2.2.  SignatureAlgorithmIdentifier

   There are different sets of requirements placed on receiving and
   sending agents.  By having the different requirements, the maximum
   amount of interoperability is achieved, as it allows for specialized
   protection of private key material but maximum signature validation.

   Receiving agents:

   -  MUST support ECDSA with curve P-256 and SHA-256.

   -  MUST support EdDSA with curve25519 using PureEdDSA mode [RFC8419].

   -  MUST- support RSA PKCS #1 v1.5 with SHA-256.

   -  SHOULD support the RSA Probabilistic Signature Scheme (RSASSA-PSS)
      with SHA-256.
Top   ToC   RFC8551 - Page 13
   Sending agents:

   -  MUST support at least one of the following algorithms: ECDSA with
      curve P-256 and SHA-256, or EdDSA with curve25519 using PureEdDSA
      mode.

   -  MUST- support RSA PKCS #1 v1.5 with SHA-256.

   -  SHOULD support RSASSA-PSS with SHA-256.

   See Section 4.1 for information on key size and algorithm references.

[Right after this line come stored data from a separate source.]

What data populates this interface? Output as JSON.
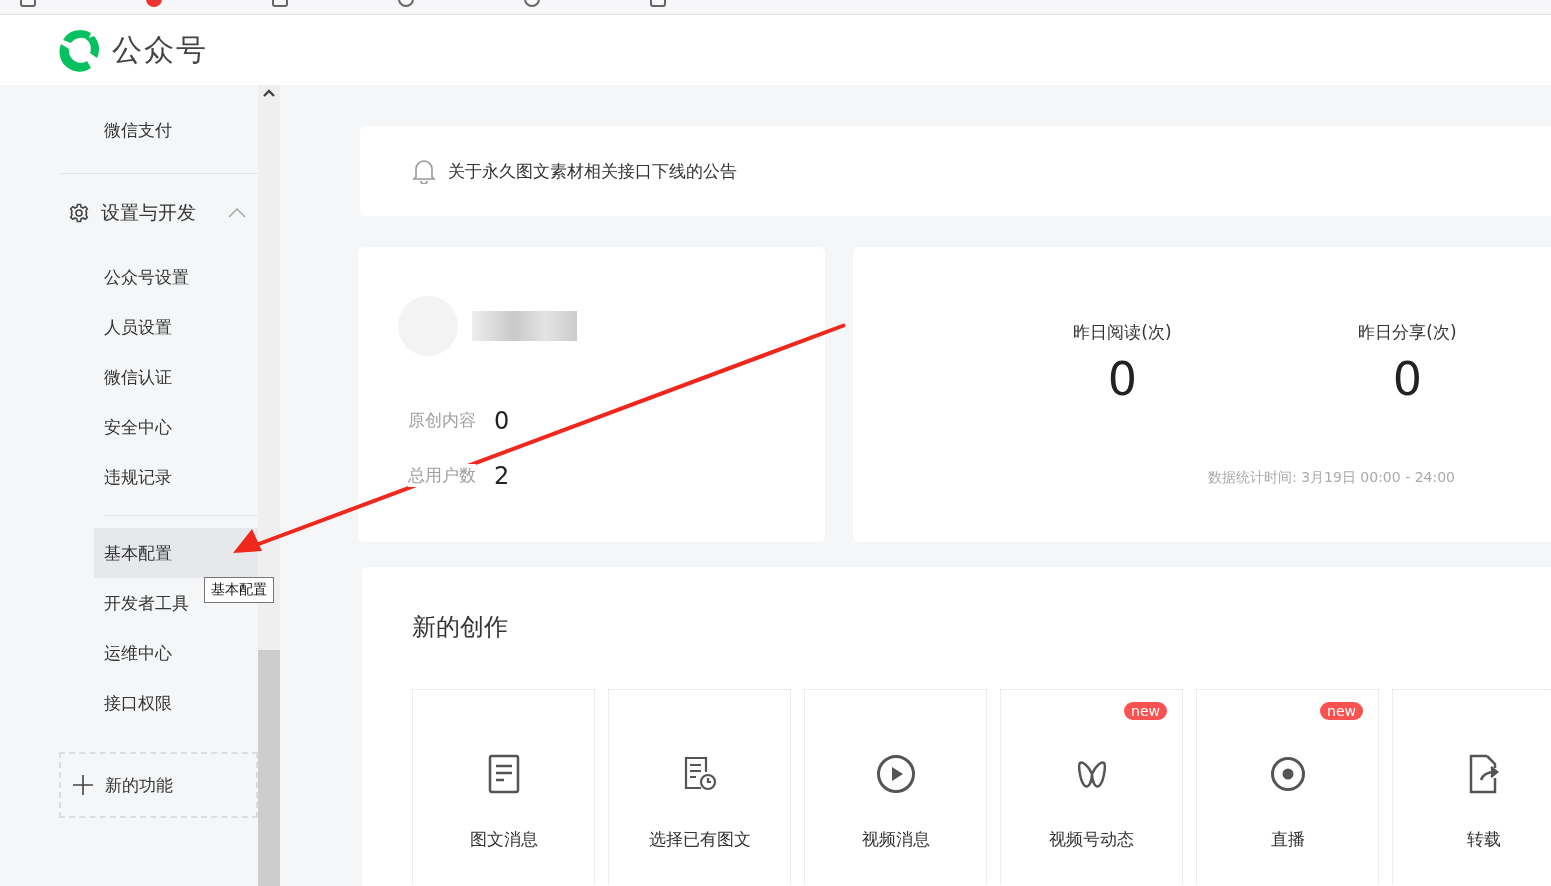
{
  "header": {
    "title": "公众号"
  },
  "sidebar": {
    "items": [
      {
        "label": "微信支付",
        "selected": false
      }
    ],
    "section": {
      "label": "设置与开发",
      "expanded": true,
      "groups": [
        [
          {
            "label": "公众号设置",
            "selected": false
          },
          {
            "label": "人员设置",
            "selected": false
          },
          {
            "label": "微信认证",
            "selected": false
          },
          {
            "label": "安全中心",
            "selected": false
          },
          {
            "label": "违规记录",
            "selected": false
          }
        ],
        [
          {
            "label": "基本配置",
            "selected": true
          },
          {
            "label": "开发者工具",
            "selected": false
          },
          {
            "label": "运维中心",
            "selected": false
          },
          {
            "label": "接口权限",
            "selected": false
          }
        ]
      ]
    },
    "new_feature": "新的功能"
  },
  "tooltip": "基本配置",
  "notice": "关于永久图文素材相关接口下线的公告",
  "account": {
    "stats": [
      {
        "label": "原创内容",
        "value": "0"
      },
      {
        "label": "总用户数",
        "value": "2"
      }
    ]
  },
  "metrics": [
    {
      "label": "昨日阅读(次)",
      "value": "0"
    },
    {
      "label": "昨日分享(次)",
      "value": "0"
    }
  ],
  "stats_time": "数据统计时间: 3月19日 00:00 - 24:00",
  "create": {
    "title": "新的创作",
    "items": [
      {
        "label": "图文消息",
        "kind": "article"
      },
      {
        "label": "选择已有图文",
        "kind": "existing"
      },
      {
        "label": "视频消息",
        "kind": "video"
      },
      {
        "label": "视频号动态",
        "kind": "channels",
        "badge": "new"
      },
      {
        "label": "直播",
        "kind": "live",
        "badge": "new"
      },
      {
        "label": "转载",
        "kind": "repost"
      }
    ]
  }
}
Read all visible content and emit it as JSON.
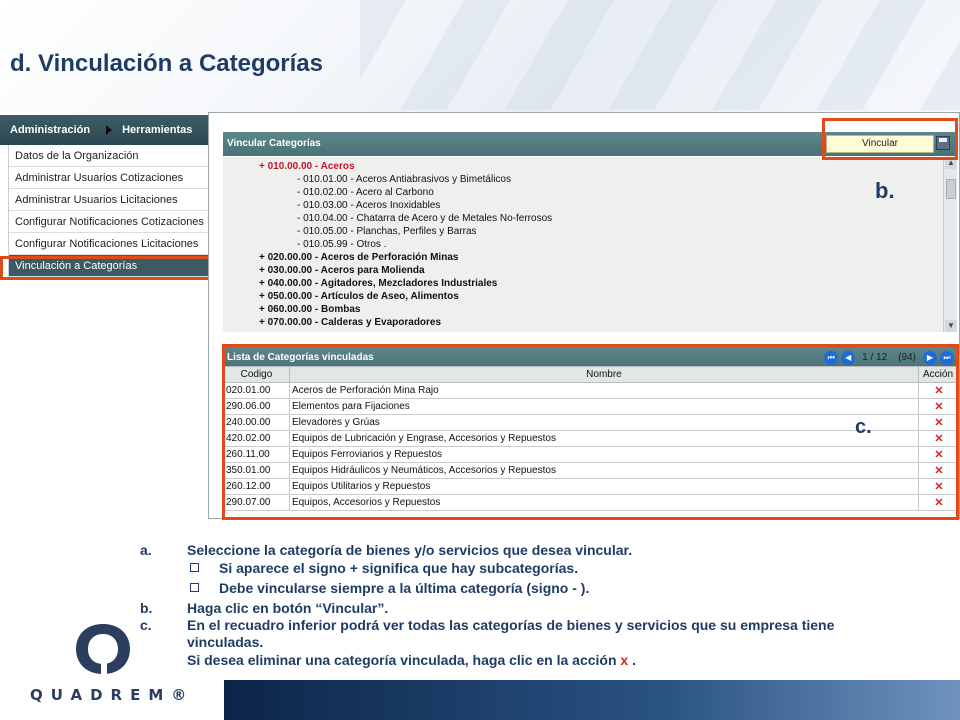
{
  "slide": {
    "title": "d. Vinculación a Categorías"
  },
  "left_menu": {
    "tabs": [
      "Administración",
      "Herramientas"
    ],
    "items": [
      "Datos de la Organización",
      "Administrar Usuarios Cotizaciones",
      "Administrar Usuarios Licitaciones",
      "Configurar Notificaciones Cotizaciones",
      "Configurar Notificaciones Licitaciones",
      "Vinculación a Categorías"
    ],
    "active_index": 5
  },
  "vincular_panel": {
    "title": "Vincular Categorías",
    "button": "Vincular",
    "tree": [
      {
        "text": "+ 010.00.00 - Aceros",
        "level": 0,
        "expanded": true
      },
      {
        "text": "- 010.01.00 - Aceros Antiabrasivos y Bimetálicos",
        "level": 1
      },
      {
        "text": "- 010.02.00 - Acero al Carbono",
        "level": 1
      },
      {
        "text": "- 010.03.00 - Aceros Inoxidables",
        "level": 1
      },
      {
        "text": "- 010.04.00 - Chatarra de Acero y de Metales No-ferrosos",
        "level": 1
      },
      {
        "text": "- 010.05.00 - Planchas, Perfiles y Barras",
        "level": 1
      },
      {
        "text": "- 010.05.99 - Otros                              .",
        "level": 1
      },
      {
        "text": "+ 020.00.00 - Aceros de Perforación Minas",
        "level": 0
      },
      {
        "text": "+ 030.00.00 - Aceros para Molienda",
        "level": 0
      },
      {
        "text": "+ 040.00.00 - Agitadores, Mezcladores Industriales",
        "level": 0
      },
      {
        "text": "+ 050.00.00 - Artículos de Aseo, Alimentos",
        "level": 0
      },
      {
        "text": "+ 060.00.00 - Bombas",
        "level": 0
      },
      {
        "text": "+ 070.00.00 - Calderas y Evaporadores",
        "level": 0
      }
    ]
  },
  "list_panel": {
    "title": "Lista de Categorías vinculadas",
    "pager": {
      "page": "1 / 12",
      "total": "(94)"
    },
    "columns": [
      "Codigo",
      "Nombre",
      "Acción"
    ],
    "rows": [
      {
        "code": "020.01.00",
        "name": "Aceros de Perforación Mina Rajo",
        "action": "✕"
      },
      {
        "code": "290.06.00",
        "name": "Elementos para Fijaciones",
        "action": "✕"
      },
      {
        "code": "240.00.00",
        "name": "Elevadores y Grúas",
        "action": "✕"
      },
      {
        "code": "420.02.00",
        "name": "Equipos de Lubricación y Engrase, Accesorios y Repuestos",
        "action": "✕"
      },
      {
        "code": "260.11.00",
        "name": "Equipos Ferroviarios y Repuestos",
        "action": "✕"
      },
      {
        "code": "350.01.00",
        "name": "Equipos Hidráulicos y Neumáticos, Accesorios y Repuestos",
        "action": "✕"
      },
      {
        "code": "260.12.00",
        "name": "Equipos Utilitarios y Repuestos",
        "action": "✕"
      },
      {
        "code": "290.07.00",
        "name": "Equipos, Accesorios y Repuestos",
        "action": "✕"
      }
    ]
  },
  "callouts": {
    "b": "b.",
    "c": "c."
  },
  "instructions": {
    "a_marker": "a.",
    "a_text": "Seleccione la categoría de bienes y/o servicios que desea vincular.",
    "bullet1": "Si aparece el signo + significa que hay subcategorías.",
    "bullet2": "Debe vincularse siempre a la última categoría (signo - ).",
    "b_marker": "b.",
    "b_text": "Haga clic en botón “Vincular”.",
    "c_marker": "c.",
    "c_text_line1": "En el recuadro inferior podrá ver todas  las categorías de bienes y servicios que su empresa tiene",
    "c_text_line2": "vinculadas.",
    "c_text_line3": "Si desea eliminar una categoría vinculada, haga clic en la acción",
    "c_text_x": "x",
    "c_text_end": "."
  },
  "logo": {
    "text": "QUADREM®"
  },
  "colors": {
    "accent": "#1f3c64",
    "highlight": "#e04b1c",
    "header": "#4a7276",
    "delete": "#e0201c"
  }
}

2.3.  KeyEncryptionAlgorithmIdentifier

   Receiving and sending agents:

   -  MUST support Elliptic Curve Diffie-Hellman (ECDH) ephemeral-static
      mode for P-256, as specified in [RFC5753].

   -  MUST support ECDH ephemeral-static mode for X25519 using HKDF-256
      ("HKDF" stands for "HMAC-based Key Derivation Function") for the
      KDF, as specified in [RFC8418].

   -  MUST- support RSA encryption, as specified in [RFC3370].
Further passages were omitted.